N-methyl-D-aspartate glutamate receptors (NMDARs) are a key route for Ca2+ influx into neurons important to both activity-dependent synaptic plasticity and, when uncontrolled, triggering events that cause neuronal degeneration and death. Among regulatory binding sites on the NMDAR complex is a glycine binding site, distinct from the glutamate binding site, which must be co-activated for NMDAR channel opening. We developed a novel glycine site partial agonist, GLYX-13, which is both nootropic and neuroprotective in vivo. Here, we assessed the effects of GLYX-13 on long-term synaptic plasticity and NMDAR transmission at Schaffer collateral-CA1 synapses in hippocampal slices in vitro. GLYX-13 simultaneously enhanced the magnitude of long-term potentiation (LTP) of synaptic transmission, while reducing long-term depression (LTD). GLYX-13 reduced NMDA receptor-mediated synaptic currents in CA1 pyramidal neurons evoked by low frequency Schaffer collateral stimulation, but enhanced NMDAR currents during high frequency bursts of activity, and these actions were occluded by a saturating concentration of the glycine site agonist d-serine. Direct two-photon imaging of Schaffer collateral burst-evoked increases in [Ca2+] in individual dendritic spines revealed that GLYX-13 selectively enhanced burst-induced NMDAR-dependent spine Ca2+ influx. Examining the rate of MK-801 block of synaptic versus extrasynaptic NMDAR-gated channels revealed that GLYX-13 selectively enhanced activation of burst-driven extrasynaptic NMDARs, with an action that was blocked by the NR2B-selective NMDAR antagonist ifenprodil. Our data suggest that GLYX-13 may have unique therapeutic potential as a learning and memory enhancer because of its ability to simultaneously enhance LTP and suppress LTD.

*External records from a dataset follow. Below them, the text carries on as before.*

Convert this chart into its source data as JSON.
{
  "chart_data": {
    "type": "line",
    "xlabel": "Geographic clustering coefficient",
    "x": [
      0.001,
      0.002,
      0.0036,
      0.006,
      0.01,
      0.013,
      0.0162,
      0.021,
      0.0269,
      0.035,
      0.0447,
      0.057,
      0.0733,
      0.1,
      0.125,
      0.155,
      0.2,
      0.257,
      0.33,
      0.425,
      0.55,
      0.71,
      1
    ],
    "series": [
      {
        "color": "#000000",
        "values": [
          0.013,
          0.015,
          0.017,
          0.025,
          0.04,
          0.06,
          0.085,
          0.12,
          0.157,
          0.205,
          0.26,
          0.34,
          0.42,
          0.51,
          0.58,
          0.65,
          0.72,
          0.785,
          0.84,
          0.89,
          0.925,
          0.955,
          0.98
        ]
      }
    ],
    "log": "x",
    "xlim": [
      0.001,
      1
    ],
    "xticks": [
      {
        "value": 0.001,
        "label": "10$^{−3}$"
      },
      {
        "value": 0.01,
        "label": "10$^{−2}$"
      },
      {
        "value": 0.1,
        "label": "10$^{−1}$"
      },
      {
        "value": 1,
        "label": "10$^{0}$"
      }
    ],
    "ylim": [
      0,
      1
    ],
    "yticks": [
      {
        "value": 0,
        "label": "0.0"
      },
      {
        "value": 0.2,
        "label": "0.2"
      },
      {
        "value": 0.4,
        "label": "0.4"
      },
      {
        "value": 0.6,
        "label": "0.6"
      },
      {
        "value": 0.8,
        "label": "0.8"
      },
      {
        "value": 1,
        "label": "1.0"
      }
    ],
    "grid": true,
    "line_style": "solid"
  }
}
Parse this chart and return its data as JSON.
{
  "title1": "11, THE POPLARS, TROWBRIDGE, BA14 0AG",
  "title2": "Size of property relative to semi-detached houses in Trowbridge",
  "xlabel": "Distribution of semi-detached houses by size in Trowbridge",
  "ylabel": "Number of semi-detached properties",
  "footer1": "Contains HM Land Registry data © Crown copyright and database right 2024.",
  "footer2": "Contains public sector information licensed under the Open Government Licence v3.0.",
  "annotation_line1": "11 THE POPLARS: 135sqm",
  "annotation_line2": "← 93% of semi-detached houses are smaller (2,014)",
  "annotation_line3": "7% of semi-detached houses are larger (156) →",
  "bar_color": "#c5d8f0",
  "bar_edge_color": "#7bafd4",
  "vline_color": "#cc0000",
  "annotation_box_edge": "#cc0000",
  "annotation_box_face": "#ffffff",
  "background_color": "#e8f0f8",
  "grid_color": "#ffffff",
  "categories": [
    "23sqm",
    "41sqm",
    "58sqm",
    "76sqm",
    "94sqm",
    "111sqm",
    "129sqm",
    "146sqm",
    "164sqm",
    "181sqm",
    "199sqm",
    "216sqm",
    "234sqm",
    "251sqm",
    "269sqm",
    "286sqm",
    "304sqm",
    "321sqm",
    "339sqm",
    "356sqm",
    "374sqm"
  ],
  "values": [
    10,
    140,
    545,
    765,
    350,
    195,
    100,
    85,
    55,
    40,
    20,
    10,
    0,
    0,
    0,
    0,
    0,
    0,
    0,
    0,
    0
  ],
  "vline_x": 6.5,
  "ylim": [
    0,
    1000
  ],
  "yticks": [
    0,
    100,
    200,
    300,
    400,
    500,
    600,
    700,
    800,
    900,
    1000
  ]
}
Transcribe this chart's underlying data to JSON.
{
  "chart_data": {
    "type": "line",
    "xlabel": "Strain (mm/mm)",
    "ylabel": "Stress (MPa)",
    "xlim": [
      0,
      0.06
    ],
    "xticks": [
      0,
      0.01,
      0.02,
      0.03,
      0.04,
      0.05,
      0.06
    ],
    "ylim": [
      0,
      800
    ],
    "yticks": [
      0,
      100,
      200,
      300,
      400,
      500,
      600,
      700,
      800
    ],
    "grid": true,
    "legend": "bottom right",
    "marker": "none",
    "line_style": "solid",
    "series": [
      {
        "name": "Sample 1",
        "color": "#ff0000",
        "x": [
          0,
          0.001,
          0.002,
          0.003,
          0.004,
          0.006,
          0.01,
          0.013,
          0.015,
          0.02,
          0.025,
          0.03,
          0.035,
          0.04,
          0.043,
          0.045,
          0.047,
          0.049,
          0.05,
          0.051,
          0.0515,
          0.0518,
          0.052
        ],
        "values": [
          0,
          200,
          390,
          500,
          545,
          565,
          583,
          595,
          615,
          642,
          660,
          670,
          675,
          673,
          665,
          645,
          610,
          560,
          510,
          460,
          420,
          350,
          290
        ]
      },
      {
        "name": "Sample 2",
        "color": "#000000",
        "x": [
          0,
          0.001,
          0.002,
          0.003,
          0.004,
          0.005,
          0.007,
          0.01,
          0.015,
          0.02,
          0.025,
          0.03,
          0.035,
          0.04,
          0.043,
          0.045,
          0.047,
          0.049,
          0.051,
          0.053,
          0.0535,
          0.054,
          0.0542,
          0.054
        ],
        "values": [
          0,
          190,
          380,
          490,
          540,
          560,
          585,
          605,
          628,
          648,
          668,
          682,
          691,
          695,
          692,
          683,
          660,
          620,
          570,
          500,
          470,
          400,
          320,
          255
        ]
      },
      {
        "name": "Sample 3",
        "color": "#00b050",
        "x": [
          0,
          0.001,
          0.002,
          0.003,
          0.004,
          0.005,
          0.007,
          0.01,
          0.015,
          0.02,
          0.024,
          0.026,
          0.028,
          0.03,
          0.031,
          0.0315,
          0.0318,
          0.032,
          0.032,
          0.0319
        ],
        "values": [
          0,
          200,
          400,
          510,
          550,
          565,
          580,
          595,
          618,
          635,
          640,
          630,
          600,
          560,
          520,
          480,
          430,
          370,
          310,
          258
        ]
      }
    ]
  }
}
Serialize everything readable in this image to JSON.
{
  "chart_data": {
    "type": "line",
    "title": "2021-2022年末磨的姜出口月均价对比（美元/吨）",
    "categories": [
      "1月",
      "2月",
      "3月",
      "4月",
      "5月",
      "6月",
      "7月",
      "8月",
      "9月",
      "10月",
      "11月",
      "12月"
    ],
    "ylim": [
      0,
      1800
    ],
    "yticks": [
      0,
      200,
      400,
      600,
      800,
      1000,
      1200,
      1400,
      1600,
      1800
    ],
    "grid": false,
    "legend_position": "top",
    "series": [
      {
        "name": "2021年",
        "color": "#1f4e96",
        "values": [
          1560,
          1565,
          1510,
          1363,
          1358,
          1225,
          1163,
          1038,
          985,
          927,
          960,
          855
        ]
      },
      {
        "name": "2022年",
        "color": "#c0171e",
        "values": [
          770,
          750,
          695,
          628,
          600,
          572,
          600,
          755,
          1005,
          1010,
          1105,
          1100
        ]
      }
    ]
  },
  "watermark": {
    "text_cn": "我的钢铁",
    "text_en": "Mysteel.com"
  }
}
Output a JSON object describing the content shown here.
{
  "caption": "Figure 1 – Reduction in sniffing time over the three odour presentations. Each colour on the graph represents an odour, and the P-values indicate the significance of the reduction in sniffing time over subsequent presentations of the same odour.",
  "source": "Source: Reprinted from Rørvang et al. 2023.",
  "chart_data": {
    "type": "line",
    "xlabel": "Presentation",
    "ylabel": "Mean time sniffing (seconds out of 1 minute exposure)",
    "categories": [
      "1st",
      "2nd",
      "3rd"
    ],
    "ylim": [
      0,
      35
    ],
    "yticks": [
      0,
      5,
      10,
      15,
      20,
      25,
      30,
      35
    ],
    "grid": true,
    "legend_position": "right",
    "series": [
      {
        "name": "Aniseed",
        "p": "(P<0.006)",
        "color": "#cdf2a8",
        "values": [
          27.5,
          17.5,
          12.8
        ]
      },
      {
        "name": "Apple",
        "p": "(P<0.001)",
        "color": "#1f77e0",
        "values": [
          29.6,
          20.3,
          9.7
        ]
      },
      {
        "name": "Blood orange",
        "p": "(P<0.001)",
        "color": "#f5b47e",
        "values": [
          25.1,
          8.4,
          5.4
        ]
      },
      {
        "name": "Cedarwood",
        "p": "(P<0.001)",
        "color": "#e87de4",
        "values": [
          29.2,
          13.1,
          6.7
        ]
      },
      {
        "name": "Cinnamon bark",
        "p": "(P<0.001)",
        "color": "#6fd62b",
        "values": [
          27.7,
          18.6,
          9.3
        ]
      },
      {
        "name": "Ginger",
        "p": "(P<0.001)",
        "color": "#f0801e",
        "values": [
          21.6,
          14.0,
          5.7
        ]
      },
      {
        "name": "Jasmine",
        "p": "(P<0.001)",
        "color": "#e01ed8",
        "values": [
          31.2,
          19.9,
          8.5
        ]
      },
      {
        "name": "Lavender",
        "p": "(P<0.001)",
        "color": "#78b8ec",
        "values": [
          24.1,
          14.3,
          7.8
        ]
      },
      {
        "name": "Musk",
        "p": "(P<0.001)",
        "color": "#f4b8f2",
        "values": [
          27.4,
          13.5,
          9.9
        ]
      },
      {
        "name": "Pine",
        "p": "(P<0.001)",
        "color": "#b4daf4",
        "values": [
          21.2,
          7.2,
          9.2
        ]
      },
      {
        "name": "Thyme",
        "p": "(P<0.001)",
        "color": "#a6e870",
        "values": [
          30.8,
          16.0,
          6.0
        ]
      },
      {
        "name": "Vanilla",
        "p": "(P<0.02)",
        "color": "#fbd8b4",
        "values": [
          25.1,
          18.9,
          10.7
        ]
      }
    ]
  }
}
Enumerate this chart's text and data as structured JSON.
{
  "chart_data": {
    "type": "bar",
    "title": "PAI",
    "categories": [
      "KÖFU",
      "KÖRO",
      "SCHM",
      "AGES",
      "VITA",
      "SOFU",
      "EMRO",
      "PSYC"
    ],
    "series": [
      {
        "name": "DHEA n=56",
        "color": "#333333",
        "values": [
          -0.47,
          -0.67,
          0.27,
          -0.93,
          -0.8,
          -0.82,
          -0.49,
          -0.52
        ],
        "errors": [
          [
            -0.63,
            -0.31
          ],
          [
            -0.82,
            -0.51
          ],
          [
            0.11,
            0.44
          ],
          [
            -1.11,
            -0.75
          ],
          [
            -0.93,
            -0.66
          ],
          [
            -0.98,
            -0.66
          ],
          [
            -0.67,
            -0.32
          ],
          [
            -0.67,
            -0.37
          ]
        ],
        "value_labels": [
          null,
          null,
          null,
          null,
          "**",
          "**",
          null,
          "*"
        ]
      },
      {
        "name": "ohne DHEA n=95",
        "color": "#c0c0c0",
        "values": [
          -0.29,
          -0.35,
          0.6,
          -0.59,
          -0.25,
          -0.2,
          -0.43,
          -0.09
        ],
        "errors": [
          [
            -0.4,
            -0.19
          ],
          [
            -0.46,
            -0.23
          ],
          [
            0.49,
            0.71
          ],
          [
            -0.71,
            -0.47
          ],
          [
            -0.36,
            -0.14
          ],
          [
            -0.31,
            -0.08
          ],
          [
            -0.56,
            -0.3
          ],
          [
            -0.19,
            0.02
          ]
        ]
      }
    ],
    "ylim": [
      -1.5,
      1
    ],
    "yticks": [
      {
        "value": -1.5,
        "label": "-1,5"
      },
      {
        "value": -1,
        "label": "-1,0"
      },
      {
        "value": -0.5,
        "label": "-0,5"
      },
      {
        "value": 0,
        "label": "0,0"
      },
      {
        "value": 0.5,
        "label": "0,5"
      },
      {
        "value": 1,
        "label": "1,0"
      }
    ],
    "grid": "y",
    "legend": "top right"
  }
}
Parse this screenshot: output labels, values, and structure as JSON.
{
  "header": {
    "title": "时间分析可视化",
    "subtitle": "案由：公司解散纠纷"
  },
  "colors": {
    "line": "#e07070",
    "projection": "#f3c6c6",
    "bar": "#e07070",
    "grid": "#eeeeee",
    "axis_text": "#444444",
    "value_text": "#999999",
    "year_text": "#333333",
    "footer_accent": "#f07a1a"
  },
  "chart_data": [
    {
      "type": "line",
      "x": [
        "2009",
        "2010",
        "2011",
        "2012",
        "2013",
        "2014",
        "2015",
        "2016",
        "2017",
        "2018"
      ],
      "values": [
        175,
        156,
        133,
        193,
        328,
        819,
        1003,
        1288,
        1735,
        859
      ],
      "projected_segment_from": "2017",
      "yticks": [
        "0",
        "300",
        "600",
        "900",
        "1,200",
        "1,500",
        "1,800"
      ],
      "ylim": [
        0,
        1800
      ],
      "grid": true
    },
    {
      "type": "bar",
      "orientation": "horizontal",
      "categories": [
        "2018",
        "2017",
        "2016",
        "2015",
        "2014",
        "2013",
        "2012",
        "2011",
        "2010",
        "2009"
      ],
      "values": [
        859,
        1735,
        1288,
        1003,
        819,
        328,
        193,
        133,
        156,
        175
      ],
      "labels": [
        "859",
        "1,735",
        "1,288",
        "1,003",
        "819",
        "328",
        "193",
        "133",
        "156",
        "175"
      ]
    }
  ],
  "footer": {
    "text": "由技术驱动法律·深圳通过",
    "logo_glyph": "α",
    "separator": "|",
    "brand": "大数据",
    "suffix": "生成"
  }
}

GLYX-13: a monoclonal antibody-derived peptide that acts as an N-methyl-D-aspartate receptor modulator.[Pubmed:16051282]
Neuropharmacology. 2005 Dec;49(7):1077-87.
We previously created a monoclonal antibody (MAb), B6B21, that acts as a partial agonist at the glycine site of the N-methyl-d-aspartate (NMDA) receptor [Moskal, J.R., Schaffner, A.E., 1986. Monoclonal antibodies to the dentate gyrus: immunocytochemical characterization and flow cytometric analysis of hippocampal neurons bearing a unique cell-surface antigen. J. Neurosci. 6, 2045-2053.]. The hypervariable region of the light chain of B6B21 was cloned and sequenced. Peptides were then synthesized based on this sequence information and screened using rat hippocampal membrane preparations to measure [(3)H]MK-801 binding in the presence of 7-chlorokynurenic acid, a glycine site-specific competitive inhibitor of NMDA receptor [Moskal, J.R., Yamamoto, H., Colley, P.A., 2001. The use of antibody engineering to create novel drugs that target N-methyl-d-aspartate receptors. Curr. Drug Targets 2, 331-345.]. Peptides that were able to increase [(3)H]MK-801 binding in a dose-dependent manner under these conditions were named Glyxins. Here we report that GLYX-13, a tetrapeptide (TPPT-amide), was found to readily cross the blood-brain barrier and modulate the NMDA receptor in a glycine-like fashion when examined pharmacologically and electrophysiologically. When GLYX-13 was administered to rats at 0.5-1.0mg/kg i.v., a significant enhancement in learning was observed using a hippocampus-dependent trace eye blink conditioning paradigm. These data indicate that the Glyxins are a new class of NMDA receptor modulators that may have therapeutic potential. Based on the broad agonist range in vitro and the potent cognitive-enhancing properties in a valid in vivo model of learning, GLYX-13 is a new drug candidate with potential for the treatment of cognitive disorders.